Deputy Minister Jarosław Sellin underlined that from the very beginning the Polish state had a feeling that it was necessary to care for the sites marked by the greatest crime in the history of humanity, especially the Holocaust. ‘Several years ago, the idea was born that the most symbolic place for this crime, Auschwitz-Birkenau, is a place for which the international community should take the responsibility. For this reason, the Auschwitz-Birkenau Foundation was established,’ he said.
‘Two years ago, at meeting held in Wannsee, the international preservation community adopted a special memorandum in which Auschwitz-Birkenau is indicated as the model for a well-tended Memorial, where a museum dedicated to the subject of remembrance is perfectly cared for,’ said Minister Sellin.
The President of the Foundation and the director of the Auschwitz Museum Dr. Piotr M. A. Cywiński thanked for the support provided to the Foundaton for a decade: ‘I would like to warmly thank everyone: the diplomats, businesses that supported us, people who, at various stages, joined various structures of the Foundation, such as the Financial Committee, the Board and the Council. We would not have done this without great help from many places’
‘We have the prospect of preserving authenticity. The time has come for us to think about how to carry on with education and the voice of Auschwitz into the world. There is a deep need to re-read our common dramatic experiences from the past,’ said Piotr Cywiński.

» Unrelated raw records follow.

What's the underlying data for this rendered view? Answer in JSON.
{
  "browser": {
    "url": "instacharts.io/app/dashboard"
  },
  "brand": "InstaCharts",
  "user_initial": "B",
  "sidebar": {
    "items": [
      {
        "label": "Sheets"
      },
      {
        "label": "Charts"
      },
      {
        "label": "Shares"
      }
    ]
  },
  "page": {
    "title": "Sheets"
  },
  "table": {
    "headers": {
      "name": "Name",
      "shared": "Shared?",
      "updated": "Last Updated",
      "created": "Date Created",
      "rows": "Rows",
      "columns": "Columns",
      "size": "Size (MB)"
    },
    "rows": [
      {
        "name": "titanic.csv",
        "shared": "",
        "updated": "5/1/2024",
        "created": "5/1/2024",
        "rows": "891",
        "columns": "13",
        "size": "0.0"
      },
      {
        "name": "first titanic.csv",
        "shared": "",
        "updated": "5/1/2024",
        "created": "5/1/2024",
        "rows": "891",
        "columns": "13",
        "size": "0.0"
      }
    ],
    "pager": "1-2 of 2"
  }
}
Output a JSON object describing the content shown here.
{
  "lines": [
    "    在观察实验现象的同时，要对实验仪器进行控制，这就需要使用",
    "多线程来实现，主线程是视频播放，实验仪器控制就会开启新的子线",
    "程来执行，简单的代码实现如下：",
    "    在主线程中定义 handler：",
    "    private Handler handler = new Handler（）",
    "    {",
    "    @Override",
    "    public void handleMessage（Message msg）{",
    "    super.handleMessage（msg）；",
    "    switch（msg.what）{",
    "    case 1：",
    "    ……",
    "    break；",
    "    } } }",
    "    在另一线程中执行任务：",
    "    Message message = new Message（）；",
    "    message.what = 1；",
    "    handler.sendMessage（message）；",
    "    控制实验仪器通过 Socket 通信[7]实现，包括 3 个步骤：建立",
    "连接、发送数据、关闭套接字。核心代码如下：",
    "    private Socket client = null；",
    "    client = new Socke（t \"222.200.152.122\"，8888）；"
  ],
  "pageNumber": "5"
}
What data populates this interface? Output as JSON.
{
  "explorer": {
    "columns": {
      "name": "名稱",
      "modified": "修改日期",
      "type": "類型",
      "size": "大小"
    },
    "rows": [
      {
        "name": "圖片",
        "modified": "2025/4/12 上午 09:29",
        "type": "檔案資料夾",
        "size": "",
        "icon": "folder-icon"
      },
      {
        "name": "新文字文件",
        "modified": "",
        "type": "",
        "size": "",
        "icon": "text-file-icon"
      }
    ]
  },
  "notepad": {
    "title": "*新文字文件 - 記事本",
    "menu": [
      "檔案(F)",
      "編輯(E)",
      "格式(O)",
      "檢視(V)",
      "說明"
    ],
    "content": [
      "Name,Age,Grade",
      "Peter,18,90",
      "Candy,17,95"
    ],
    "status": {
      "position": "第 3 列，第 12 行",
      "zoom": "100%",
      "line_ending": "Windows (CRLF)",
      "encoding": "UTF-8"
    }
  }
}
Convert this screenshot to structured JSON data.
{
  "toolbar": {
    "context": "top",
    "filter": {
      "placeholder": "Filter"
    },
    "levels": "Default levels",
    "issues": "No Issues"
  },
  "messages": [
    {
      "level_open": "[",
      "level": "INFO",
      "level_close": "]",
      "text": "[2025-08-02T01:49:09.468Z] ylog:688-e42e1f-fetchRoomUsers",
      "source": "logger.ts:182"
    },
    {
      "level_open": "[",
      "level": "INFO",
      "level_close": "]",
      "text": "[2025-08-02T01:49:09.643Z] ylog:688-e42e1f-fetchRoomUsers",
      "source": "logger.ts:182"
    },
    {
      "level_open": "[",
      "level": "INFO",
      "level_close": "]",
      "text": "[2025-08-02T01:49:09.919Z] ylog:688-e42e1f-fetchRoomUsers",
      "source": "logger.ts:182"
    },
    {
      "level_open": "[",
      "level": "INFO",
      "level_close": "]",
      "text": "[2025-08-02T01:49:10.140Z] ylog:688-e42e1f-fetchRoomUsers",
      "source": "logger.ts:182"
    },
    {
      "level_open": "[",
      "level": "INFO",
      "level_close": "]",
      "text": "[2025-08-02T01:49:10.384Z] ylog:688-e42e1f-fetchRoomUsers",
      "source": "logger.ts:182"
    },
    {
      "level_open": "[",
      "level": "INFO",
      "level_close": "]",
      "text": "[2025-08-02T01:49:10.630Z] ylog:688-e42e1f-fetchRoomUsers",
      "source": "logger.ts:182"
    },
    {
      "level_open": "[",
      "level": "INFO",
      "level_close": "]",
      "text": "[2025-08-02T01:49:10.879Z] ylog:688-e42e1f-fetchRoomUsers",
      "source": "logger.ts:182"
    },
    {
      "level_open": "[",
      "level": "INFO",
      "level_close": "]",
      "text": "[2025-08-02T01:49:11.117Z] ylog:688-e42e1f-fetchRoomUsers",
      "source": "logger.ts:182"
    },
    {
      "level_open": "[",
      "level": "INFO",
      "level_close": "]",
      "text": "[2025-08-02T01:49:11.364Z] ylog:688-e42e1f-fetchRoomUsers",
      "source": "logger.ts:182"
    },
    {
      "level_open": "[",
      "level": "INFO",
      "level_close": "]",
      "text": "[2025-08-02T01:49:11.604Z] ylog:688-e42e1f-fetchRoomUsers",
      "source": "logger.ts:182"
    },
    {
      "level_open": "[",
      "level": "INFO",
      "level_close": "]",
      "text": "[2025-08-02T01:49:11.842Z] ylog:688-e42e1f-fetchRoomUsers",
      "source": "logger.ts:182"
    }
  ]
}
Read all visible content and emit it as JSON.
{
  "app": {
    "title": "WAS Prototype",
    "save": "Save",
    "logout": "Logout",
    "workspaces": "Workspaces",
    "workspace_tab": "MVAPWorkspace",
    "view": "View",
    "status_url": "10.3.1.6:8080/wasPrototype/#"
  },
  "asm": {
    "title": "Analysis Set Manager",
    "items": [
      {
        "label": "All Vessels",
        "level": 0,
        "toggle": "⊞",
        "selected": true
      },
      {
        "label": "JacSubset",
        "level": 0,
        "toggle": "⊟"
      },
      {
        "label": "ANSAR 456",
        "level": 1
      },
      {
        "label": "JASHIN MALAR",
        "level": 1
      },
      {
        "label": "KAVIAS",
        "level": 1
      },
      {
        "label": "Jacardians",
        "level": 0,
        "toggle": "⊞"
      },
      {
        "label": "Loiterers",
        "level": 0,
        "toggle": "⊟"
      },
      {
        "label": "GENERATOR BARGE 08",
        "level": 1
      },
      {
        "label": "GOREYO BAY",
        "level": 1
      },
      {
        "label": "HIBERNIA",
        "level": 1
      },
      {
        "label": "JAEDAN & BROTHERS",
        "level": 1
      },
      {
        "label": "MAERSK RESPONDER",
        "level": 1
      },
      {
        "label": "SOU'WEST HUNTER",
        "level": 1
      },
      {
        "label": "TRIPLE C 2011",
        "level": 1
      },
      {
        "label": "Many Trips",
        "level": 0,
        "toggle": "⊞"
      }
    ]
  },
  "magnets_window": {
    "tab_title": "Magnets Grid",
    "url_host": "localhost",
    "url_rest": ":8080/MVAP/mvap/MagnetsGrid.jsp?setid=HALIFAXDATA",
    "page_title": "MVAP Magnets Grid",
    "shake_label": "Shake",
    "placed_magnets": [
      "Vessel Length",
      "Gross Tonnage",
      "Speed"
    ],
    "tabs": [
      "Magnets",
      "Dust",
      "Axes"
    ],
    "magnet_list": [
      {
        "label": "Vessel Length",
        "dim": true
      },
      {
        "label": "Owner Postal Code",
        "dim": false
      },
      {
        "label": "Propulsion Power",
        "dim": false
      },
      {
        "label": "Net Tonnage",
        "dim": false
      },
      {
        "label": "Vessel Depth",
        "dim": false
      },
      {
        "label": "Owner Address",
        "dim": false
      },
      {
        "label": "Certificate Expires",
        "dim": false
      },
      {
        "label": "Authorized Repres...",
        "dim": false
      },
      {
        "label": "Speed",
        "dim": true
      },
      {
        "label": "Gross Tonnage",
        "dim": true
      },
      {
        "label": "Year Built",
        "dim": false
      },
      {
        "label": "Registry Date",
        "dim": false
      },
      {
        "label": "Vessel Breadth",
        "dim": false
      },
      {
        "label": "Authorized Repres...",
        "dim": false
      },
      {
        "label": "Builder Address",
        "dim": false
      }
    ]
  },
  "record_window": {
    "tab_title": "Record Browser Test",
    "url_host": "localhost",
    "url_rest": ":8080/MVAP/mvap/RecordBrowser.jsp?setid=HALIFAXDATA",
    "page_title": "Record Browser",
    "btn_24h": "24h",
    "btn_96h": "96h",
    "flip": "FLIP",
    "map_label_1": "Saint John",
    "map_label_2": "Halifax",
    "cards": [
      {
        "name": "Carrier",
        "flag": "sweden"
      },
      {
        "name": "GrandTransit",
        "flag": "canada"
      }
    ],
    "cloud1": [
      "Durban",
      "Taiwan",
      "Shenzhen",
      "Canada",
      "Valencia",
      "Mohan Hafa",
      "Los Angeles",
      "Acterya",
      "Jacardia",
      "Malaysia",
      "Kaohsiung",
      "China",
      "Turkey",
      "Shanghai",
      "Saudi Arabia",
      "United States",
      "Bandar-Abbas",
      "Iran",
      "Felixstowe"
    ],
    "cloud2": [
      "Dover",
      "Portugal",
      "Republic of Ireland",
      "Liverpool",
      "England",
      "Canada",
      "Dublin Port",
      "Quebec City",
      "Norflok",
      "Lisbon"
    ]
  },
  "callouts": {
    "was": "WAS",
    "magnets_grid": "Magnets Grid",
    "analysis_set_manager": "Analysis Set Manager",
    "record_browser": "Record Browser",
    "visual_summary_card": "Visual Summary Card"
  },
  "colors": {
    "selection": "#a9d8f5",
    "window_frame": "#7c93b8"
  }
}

The Head of the Foundation Council, Marek Zając, recalled the words of the founder of the Foundation, Władysław Bartoszewski: ‘The professor often repeated that the most wonderful period in his life was his experience working in the Council to Aid the Jews, Żegota. He never experienced such a sense of brotherhood and activities between divisions. Żegota are Poles and Jews, believers and non-believers, peasants, socialists, conservatives, Christian Democrats, young generation and people at the end of their lives. They were all in perfect agreement because they knew they were serving something more important. I can confirm with all my might that the Auschwitz-Birkenau Foundation is a reflection of those experiences. We have built a capital of trust, cooperation, and friendship’.
Earlier that day, at the invitation of the Auschwitz-Birkenau Foundation, the site of the former German Nazi Auschwitz concentration and extermination camp had been visited by German Chancellor Angela Merkel and Polish Prime Minister Mateusz Morawiecki. Angela Merkel announced that German support for the Foundation would double from 60 to 120 million euros.
Initially, the Fund created by the Foundation was to amount to EUR 120 million, such that the annual interest on this amount, that is, about EUR 4-5 million, would enable the implementation of the Master Plan for Conservation, developed by specialists, i.e. a full, multi-annual program of restoration works at the Auschwitz Memorial.
Given the economic situation and, above all, the current bond yields, the amount of the Fund was raised to EUR 180 million so as to raise the projected level of profits that would enable the Foundation to preserve the authenticity of Auschwitz without increasing the investment risk.
On the occasion of the 10th anniversary of the Auschwitz-Birkenau Foundation, a book was published entitled "The Auschwitz-Birkenau Foundation. Genesis, Development, Future" edited by Wojciech Soczewica and Adam Szpaderski. To highlight the most important issues of the past 10 years, interviews with the Foundation’s key players, who shaped the process, facilitated the building of the Perpetual Capitalon state, corporate and individual level and will continue safeguarding the Holocaust Victims’ and Survivors’ testimony in the years to come.